In 2001, Ariel Sharon replaced Barak, the Intifada intensified, and final-status talks were ultimately shelved in favor of Sharon's unilateralism.  But after Ehud Olmert succeeded Sharon, following the latter's stroke, diplomacy came out of the deep freeze.  The Annapolis Conference of November 2007 offered fresh hope for agreement.

By that time, though, 14 years after the DOP, there were already 282,000 Israeli settlers in the West Bank, 2.5 times the amount in Rabin's day, in addition to 189,708 in East Jerusalem (471,708 in total).  Peace talks took place under a growing fear that the settlements had become so widespread that it might no longer be possible to draw two-state borders, or dismantle the many settlements that couldn't remain in place once an agreement was signed.

Nevertheless, even during the negotiations led by Olmert and Tzipi Livni, Israel continued to expand settlements (though Olmert did try to limit construction to the settlement blocs that are likely to be incorporated into Israel in a final deal, in exchange for equivalent territory west of the Green Line).

By July 2009, just a few months after Olmert left the Prime Minister's office, there were an estimated 304,569 Israeli settlers in the West Bank, outside of East Jerusalem, nearly three times as many as there had been 16 years before.
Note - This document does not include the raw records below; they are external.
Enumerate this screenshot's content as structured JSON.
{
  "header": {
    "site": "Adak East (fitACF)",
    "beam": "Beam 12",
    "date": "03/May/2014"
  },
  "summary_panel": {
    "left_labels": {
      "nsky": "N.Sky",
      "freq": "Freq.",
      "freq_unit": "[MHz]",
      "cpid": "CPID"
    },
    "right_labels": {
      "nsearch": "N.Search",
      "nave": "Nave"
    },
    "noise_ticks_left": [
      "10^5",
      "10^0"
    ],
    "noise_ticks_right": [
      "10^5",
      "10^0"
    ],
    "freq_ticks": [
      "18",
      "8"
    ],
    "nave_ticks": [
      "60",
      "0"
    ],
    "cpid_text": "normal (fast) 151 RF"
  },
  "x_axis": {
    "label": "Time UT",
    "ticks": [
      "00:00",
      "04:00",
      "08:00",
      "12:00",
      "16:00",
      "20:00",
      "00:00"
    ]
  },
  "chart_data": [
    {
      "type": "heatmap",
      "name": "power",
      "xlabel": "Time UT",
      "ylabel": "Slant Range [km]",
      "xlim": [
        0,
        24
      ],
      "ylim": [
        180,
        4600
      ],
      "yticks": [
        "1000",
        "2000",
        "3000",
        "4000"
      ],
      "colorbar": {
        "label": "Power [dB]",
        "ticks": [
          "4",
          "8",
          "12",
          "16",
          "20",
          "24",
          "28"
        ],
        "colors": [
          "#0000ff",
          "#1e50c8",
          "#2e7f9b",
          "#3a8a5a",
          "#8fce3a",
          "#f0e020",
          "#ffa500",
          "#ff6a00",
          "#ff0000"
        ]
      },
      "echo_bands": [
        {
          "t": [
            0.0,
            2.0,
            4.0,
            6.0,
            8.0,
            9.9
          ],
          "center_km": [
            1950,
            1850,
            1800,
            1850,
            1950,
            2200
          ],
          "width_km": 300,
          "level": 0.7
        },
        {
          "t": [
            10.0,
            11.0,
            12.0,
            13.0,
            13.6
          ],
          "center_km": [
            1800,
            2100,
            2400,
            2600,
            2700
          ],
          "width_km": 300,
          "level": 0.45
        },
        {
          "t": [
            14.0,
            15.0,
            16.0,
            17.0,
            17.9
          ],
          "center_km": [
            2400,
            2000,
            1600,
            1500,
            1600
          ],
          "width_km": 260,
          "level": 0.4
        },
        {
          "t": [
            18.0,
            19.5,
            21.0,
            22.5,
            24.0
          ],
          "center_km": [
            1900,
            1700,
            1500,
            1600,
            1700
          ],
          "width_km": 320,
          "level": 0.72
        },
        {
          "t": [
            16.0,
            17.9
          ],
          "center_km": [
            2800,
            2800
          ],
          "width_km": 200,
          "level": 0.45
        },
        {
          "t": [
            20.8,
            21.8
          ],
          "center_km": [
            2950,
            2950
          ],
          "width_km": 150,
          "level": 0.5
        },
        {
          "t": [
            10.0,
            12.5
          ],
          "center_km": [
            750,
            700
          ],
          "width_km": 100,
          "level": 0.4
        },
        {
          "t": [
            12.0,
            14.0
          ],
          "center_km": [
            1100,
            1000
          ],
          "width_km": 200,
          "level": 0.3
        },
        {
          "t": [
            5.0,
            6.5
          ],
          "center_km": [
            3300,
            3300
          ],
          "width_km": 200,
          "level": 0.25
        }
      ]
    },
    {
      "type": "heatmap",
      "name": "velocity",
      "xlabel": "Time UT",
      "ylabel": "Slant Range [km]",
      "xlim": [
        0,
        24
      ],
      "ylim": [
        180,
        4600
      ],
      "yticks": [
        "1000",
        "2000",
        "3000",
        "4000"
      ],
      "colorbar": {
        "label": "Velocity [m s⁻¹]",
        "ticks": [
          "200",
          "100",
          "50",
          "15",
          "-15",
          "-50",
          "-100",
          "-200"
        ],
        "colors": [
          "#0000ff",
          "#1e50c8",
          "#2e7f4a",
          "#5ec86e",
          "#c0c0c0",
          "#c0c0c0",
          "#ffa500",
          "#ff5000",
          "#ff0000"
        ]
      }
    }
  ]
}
(All statistics based on data from Israel's Central Bureau of Statistics and the Israel Defense Forces Civil Administration, and available here, here and here.)

In his justification of settlement construction, Mr. Netanyahu is basing himself on 17 years of destructive precedent.  In the 17 years referred to so approvingly by Netanyahu, we have seen the following, time after time:

  • An Israeli government that indicates that it is too beset by domestic political constraints to put a complete halt to settlement expansion over the Green Line.
  • An Israeli Prime Minister who insists that wrangling over settlements would only be a distraction that would sap Israeli public support for peace talks.
  • A ratcheting up of the settler population, making the difficulty of implementing a peace deal (if one can be agreed upon) that much greater.

How sad it is to note that, had Israel frozen settlement construction 17 years ago, it would have needed to evacuate only 20,000 settlers under a peace deal based on the generally accepted Clinton parameters and Geneva Initiative.  Now, 17 years later, thanks to the "settlements are not the problem" argument, an estimated 80,000 will one day have to be moved back to sovereign Israel.

Although most experts believe that such a mass evacuation - though painful - can still be accomplished, no one can say for sure what number would no longer be feasible.